“Il rapido aumento dei lupi renderà insicure intere regioni”

0
1090
Immagine di repertorio

Alla fine di marzo, l’Ufficio grigionese per la caccia e la pesca ha pubblicato il rapporto annuale Lupo 2020; esso fa il punto – in dettaglio e con molte informazioni interessanti – sul reinsediamento in atto di questi predatori nei Grigioni. Particolarmente sorprendenti sono il raddoppio della popolazione di lupi nel corso dell’anno passato (la quale si stima sia arrivata a ben 50 esemplari) e l’aumento catastrofico delle uccisioni di bestiame (giunto a circa 260 capi). Per la prima volta, sono stati uccisi un asino adulto e un vitello; oltracciò altri nove vitelli sono stati predati dai lupi. Queste sono cifre che dovrebbero mettere in stato di allarme le autorità cantonali e federali ed indurle ad arrestare questo sviluppo disastroso, con misure di emergenza meno burocratiche.

L’«Associazione territorio senza grandi predatori GR», con il sostegno di altre quattro organizzazioni agricole, aveva già messo in guardia chi di competenza da un simile sviluppo nel maggio 2019, e cioè nell’ambito della manifestazione che ha visto la partecipazione di oltre 300 persone, presso l’Arena di Cazis. In tale occasione fu adottata una risoluzione all’attenzione della consigliera federale Simonetta Sommaruga e del direttore dell’Ufficio federale dell’ambiente Marc Chardonnens, con le seguenti richieste:

  • Nella Convenzione di Berna il lupo, da «strettamente protetto», deve essere portato a «protetto», altrimenti si deve revocare la Convenzione, come richiesto dalla mozione Fournier.
  • Chiediamo una legislazione incisiva per la protezione del bestiame e degli esseri umani dagli attacchi di grandi predatori. Il rischio di possibili incidenti con esseri umani e le sofferenze degli animali predati non sono più tollerabili.
  • La competenza di regolare le popolazioni di lupi va delegata ai Cantoni.
  • La comunicazione delle amministrazioni con la popolazione colpita e con gli allevatori deve essere tempestiva ed efficiente.
  • I costi di una protezione efficiente delle greggi devono essere sopportati dalla Confederazione.
  • Il futuro della biodiversità nell’area alpina deve essere assicurata e l’inselvatichimento dei pascoli evitato.

Finora le autorità competenti non hanno fatto nulla di veramente incisivo per mitigare la situazione.
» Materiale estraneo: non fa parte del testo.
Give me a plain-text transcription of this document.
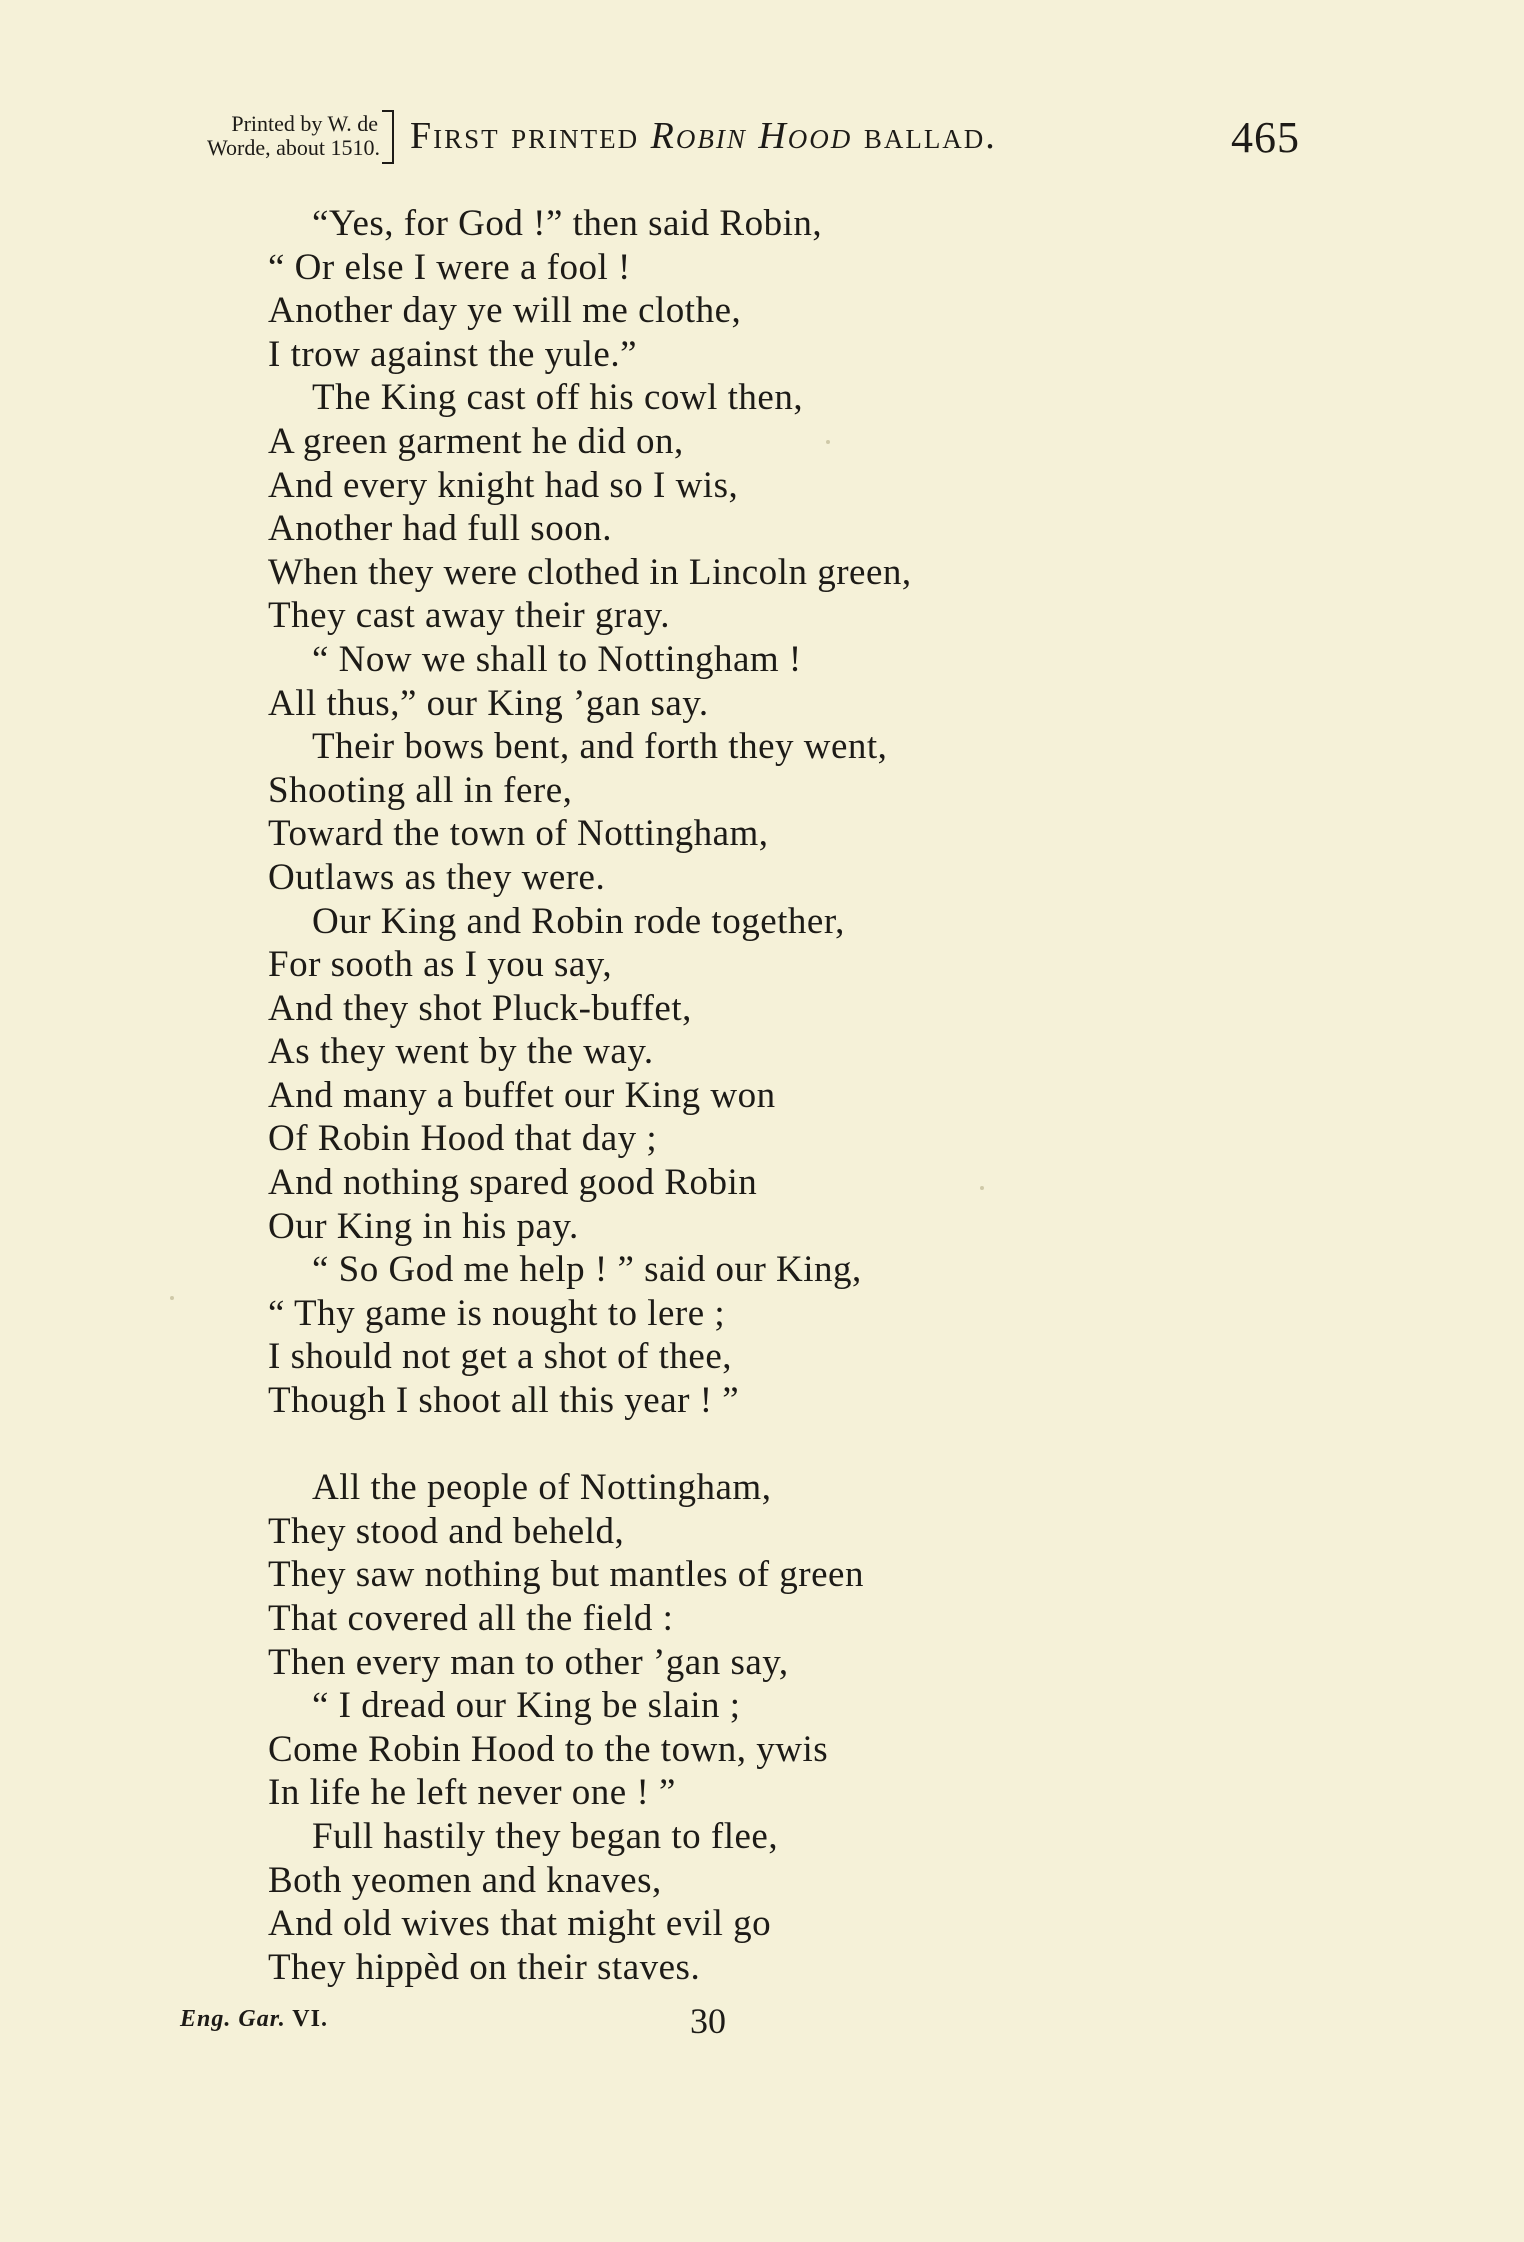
Printed by W. de
Worde, about 1510. First printed Robin Hood ballad.	465
“Yes, for God !” then said Robin,
“ Or else I were a fool !
Another day ye will me clothe,
I trow against the yule.”
The King cast off his cowl then,
A green garment he did on,
And every knight had so I wis,
Another had full soon.
When they were clothed in Lincoln green,
They cast away their gray.
“ Now we shall to Nottingham !
All thus,” our King ’gan say.
Their bows bent, and forth they went,
Shooting all in fere,
Toward the town of Nottingham,
Outlaws as they were.
Our King and Robin rode together,
For sooth as I you say,
And they shot Pluck-buffet,
As they went by the way.
And many a buffet our King won
Of Robin Hood that day ;
And nothing spared good Robin
Our King in his pay.
“ So God me help ! ” said our King,
“ Thy game is nought to lere ;
I should not get a shot of thee,
Though I shoot all this year ! ”
All the people of Nottingham,
They stood and beheld,
They saw nothing but mantles of green
That covered all the field :
Then every man to other ’gan say,
“ I dread our King be slain ;
Come Robin Hood to the town, ywis
In life he left never one ! ”
Full hastily they began to flee,
Both yeomen and knaves,
And old wives that might evil go
They hippèd on their staves.
Eng. Gar. VI.	30
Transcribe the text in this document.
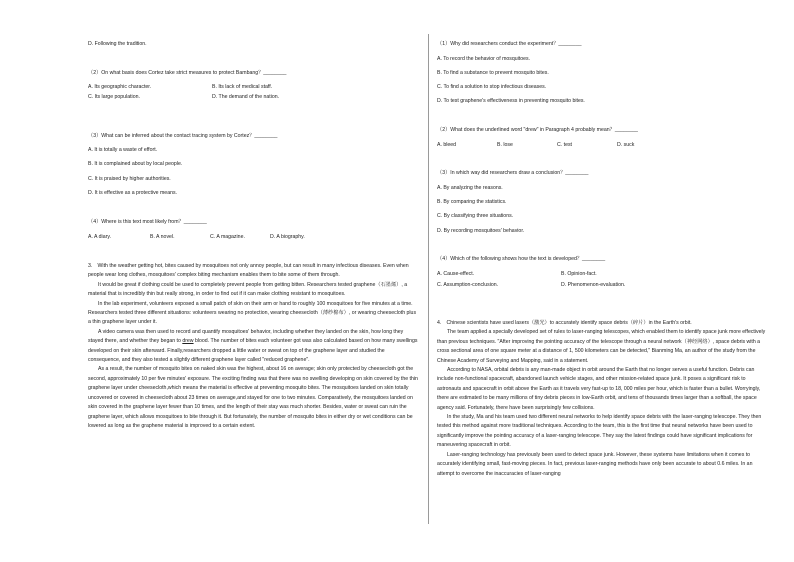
D. Following the tradition.
（2）On what basis does Cortez take strict measures to protect Bambang？________
A. Its geographic character.	B. Its lack of medical staff.
C. Its large population.	D. The demand of the nation.
（3）What can be inferred about the contact tracing system by Cortez？________
A. It is totally a waste of effort.
B. It is complained about by local people.
C. It is praised by higher authorities.
D. It is effective as a protective means.
（4）Where is this text most likely from？________
A. A diary.	B. A novel.	C. A magazine.	D. A biography.

3.　With the weather getting hot, bites caused by mosquitoes not only annoy people, but can result in many infectious diseases. Even when people wear long clothes, mosquitoes' complex biting mechanism enables them to bite some of them through.

It would be great if clothing could be used to completely prevent people from getting bitten. Researchers tested graphene（石墨烯）, a material that is incredibly thin but really strong, in order to find out if it can make clothing resistant to mosquitoes.

In the lab experiment, volunteers exposed a small patch of skin on their arm or hand to roughly 100 mosquitoes for five minutes at a time. Researchers tested three different situations: volunteers wearing no protection, wearing cheesecloth（薄纱棉布）, or wearing cheesecloth plus a thin graphene layer under it.

A video camera was then used to record and quantify mosquitoes' behavior, including whether they landed on the skin, how long they stayed there, and whether they began to drew blood. The number of bites each volunteer got was also calculated based on how many swellings developed on their skin afterward. Finally,researchers dropped a little water or sweat on top of the graphene layer and studied the consequence, and they also tested a slightly different graphene layer called "reduced graphene".

As a result, the number of mosquito bites on naked skin was the highest, about 16 on average; skin only protected by cheesecloth got the second, approximately 10 per five minutes' exposure. The exciting finding was that there was no swelling developing on skin covered by the thin graphene layer under cheesecloth,which means the material is effective at preventing mosquito bites. The mosquitoes landed on skin totally uncovered or covered in cheesecloth about 23 times on average,and stayed for one to two minutes. Comparatively, the mosquitoes landed on skin covered in the graphene layer fewer than 10 times, and the length of their stay was much shorter. Besides, water or sweat can ruin the graphene layer, which allows mosquitoes to bite through it. But fortunately, the number of mosquito bites in either dry or wet conditions can be lowered as long as the graphene material is improved to a certain extent.

（1）Why did researchers conduct the experiment？________
A. To record the behavior of mosquitoes.
B. To find a substance to prevent mosquito bites.
C. To find a solution to stop infectious diseases.
D. To test graphene's effectiveness in preventing mosquito bites.
（2）What does the underlined word "drew" in Paragraph 4 probably mean？________
A. bleed	B. lose	C. test	D. suck
（3）In which way did researchers draw a conclusion？________
A. By analyzing the reasons.
B. By comparing the statistics.
C. By classifying three situations.
D. By recording mosquitoes' behavior.
（4）Which of the following shows how the text is developed？________
A. Cause-effect.	B. Opinion-fact.
C. Assumption-conclusion.	D. Phenomenon-evaluation.

4.　Chinese scientists have used lasers（激光）to accurately identify space debris（碎片）in the Earth's orbit.

The team applied a specially developed set of rules to laser-ranging telescopes, which enabled them to identify space junk more effectively than previous techniques. "After improving the pointing accuracy of the telescope through a neural network（神经网络）, space debris with a cross sectional area of one square meter at a distance of 1, 500 kilometers can be detected," Bianming Ma, an author of the study from the Chinese Academy of Surveying and Mapping, said in a statement.

According to NASA, orbital debris is any man-made object in orbit around the Earth that no longer serves a useful function. Debris can include non-functional spacecraft, abandoned launch vehicle stages, and other mission-related space junk. It poses a significant risk to astronauts and spacecraft in orbit above the Earth as it travels very fast-up to 18, 000 miles per hour, which is faster than a bullet. Worryingly, there are estimated to be many millions of tiny debris pieces in low-Earth orbit, and tens of thousands times larger than a softball, the space agency said. Fortunately, there have been surprisingly few collisions.

In the study, Ma and his team used two different neural networks to help identify space debris with the laser-ranging telescope. They then tested this method against more traditional techniques. According to the team, this is the first time that neural networks have been used to significantly improve the pointing accuracy of a laser-ranging telescope. They say the latest findings could have significant implications for maneuvering spacecraft in orbit.

Laser-ranging technology has previously been used to detect space junk. However, these systems have limitations when it comes to accurately identifying small, fast-moving pieces. In fact, previous laser-ranging methods have only been accurate to about 0.6 miles. In an attempt to overcome the inaccuracies of laser-ranging
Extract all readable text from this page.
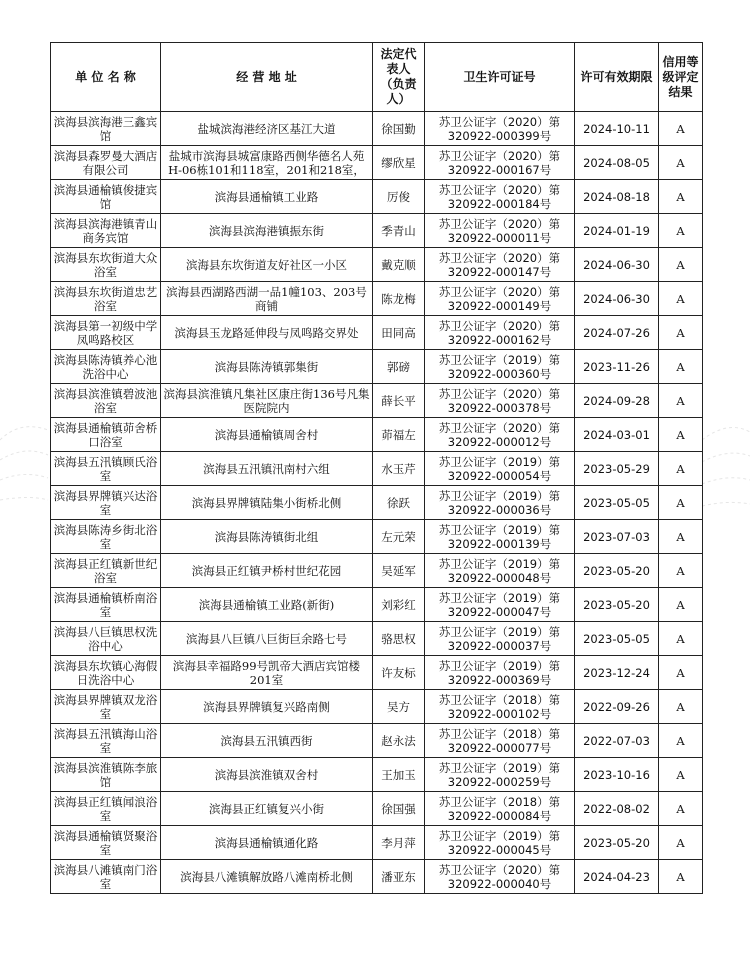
单 位 名 称	经 营 地 址	法定代表人（负责人）	卫生许可证号	许可有效期限	信用等级评定结果
滨海县滨海港三鑫宾馆	盐城滨海港经济区基江大道	徐国勤	苏卫公证字（2020）第320922-000399号	2024-10-11	A
滨海县森罗曼大酒店有限公司	盐城市滨海县城富康路西侧华德名人苑H-06栋101和118室，201和218室，	缪欣星	苏卫公证字（2020）第320922-000167号	2024-08-05	A
滨海县通榆镇俊捷宾馆	滨海县通榆镇工业路	厉俊	苏卫公证字（2020）第320922-000184号	2024-08-18	A
滨海县滨海港镇青山商务宾馆	滨海县滨海港镇振东街	季青山	苏卫公证字（2020）第320922-000011号	2024-01-19	A
滨海县东坎街道大众浴室	滨海县东坎街道友好社区一小区	戴克顺	苏卫公证字（2020）第320922-000147号	2024-06-30	A
滨海县东坎街道忠艺浴室	滨海县西湖路西湖一品1幢103、203号商铺	陈龙梅	苏卫公证字（2020）第320922-000149号	2024-06-30	A
滨海县第一初级中学凤鸣路校区	滨海县玉龙路延伸段与凤鸣路交界处	田同高	苏卫公证字（2020）第320922-000162号	2024-07-26	A
滨海县陈涛镇养心池洗浴中心	滨海县陈涛镇郭集街	郭磅	苏卫公证字（2019）第320922-000360号	2023-11-26	A
滨海县滨淮镇碧波池浴室	滨海县滨淮镇凡集社区康庄街136号凡集医院院内	薛长平	苏卫公证字（2020）第320922-000378号	2024-09-28	A
滨海县通榆镇茆舍桥口浴室	滨海县通榆镇周舍村	茆福左	苏卫公证字（2020）第320922-000012号	2024-03-01	A
滨海县五汛镇顾氏浴室	滨海县五汛镇汛南村六组	水玉芹	苏卫公证字（2019）第320922-000054号	2023-05-29	A
滨海县界牌镇兴达浴室	滨海县界牌镇陆集小街桥北侧	徐跃	苏卫公证字（2019）第320922-000036号	2023-05-05	A
滨海县陈涛乡街北浴室	滨海县陈涛镇街北组	左元荣	苏卫公证字（2019）第320922-000139号	2023-07-03	A
滨海县正红镇新世纪浴室	滨海县正红镇尹桥村世纪花园	吴延军	苏卫公证字（2019）第320922-000048号	2023-05-20	A
滨海县通榆镇桥南浴室	滨海县通榆镇工业路(新街)	刘彩红	苏卫公证字（2019）第320922-000047号	2023-05-20	A
滨海县八巨镇思权洗浴中心	滨海县八巨镇八巨街巨余路七号	骆思权	苏卫公证字（2019）第320922-000037号	2023-05-05	A
滨海县东坎镇心海假日洗浴中心	滨海县幸福路99号凯帝大酒店宾馆楼201室	许友标	苏卫公证字（2019）第320922-000369号	2023-12-24	A
滨海县界牌镇双龙浴室	滨海县界牌镇复兴路南侧	吴方	苏卫公证字（2018）第320922-000102号	2022-09-26	A
滨海县五汛镇海山浴室	滨海县五汛镇西街	赵永法	苏卫公证字（2018）第320922-000077号	2022-07-03	A
滨海县滨淮镇陈李旅馆	滨海县滨淮镇双舍村	王加玉	苏卫公证字（2019）第320922-000259号	2023-10-16	A
滨海县正红镇闻浪浴室	滨海县正红镇复兴小街	徐国强	苏卫公证字（2018）第320922-000084号	2022-08-02	A
滨海县通榆镇贤聚浴室	滨海县通榆镇通化路	李月萍	苏卫公证字（2019）第320922-000045号	2023-05-20	A
滨海县八滩镇南门浴室	滨海县八滩镇解放路八滩南桥北侧	潘亚东	苏卫公证字（2020）第320922-000040号	2024-04-23	A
Il 27 settembre 2020, con il 51,9% di voti contrari, l’elettorato ha respinto di stretta misura la revisione della legge sulla caccia, eppure il margine di manovra legale per attuare urgenti soluzioni prammatiche non è stato sfruttato né prima né dopo la votazione.

Ben presto il bestiame uscirà sui pascoli dei fondivalle, dei maggesi e più tardi degli alpeggi e i contadini passeranno di nuovo notti insonni nella paura costante di un attacco del lupo. Essi si stanno già chiedendo: quanti lupi avremo entro la fine dell’anno? Quanti dei nostri animali saranno uccisi, feriti o spinti nei dirupi dal lupo? Quanti lupi si avvicineranno agli insediamenti umani alla ricerca di cibo, senza paura dall’uomo? Quanti sforzi aggiuntivi dovremo ancora sopportare?

Il rapido aumento dei lupi renderà insicure intere regioni a causa di mucche nutrici sempre più impanicate e cani di protezione aggressivi; tutto questo avrà un impatto negativo anche sul turismo.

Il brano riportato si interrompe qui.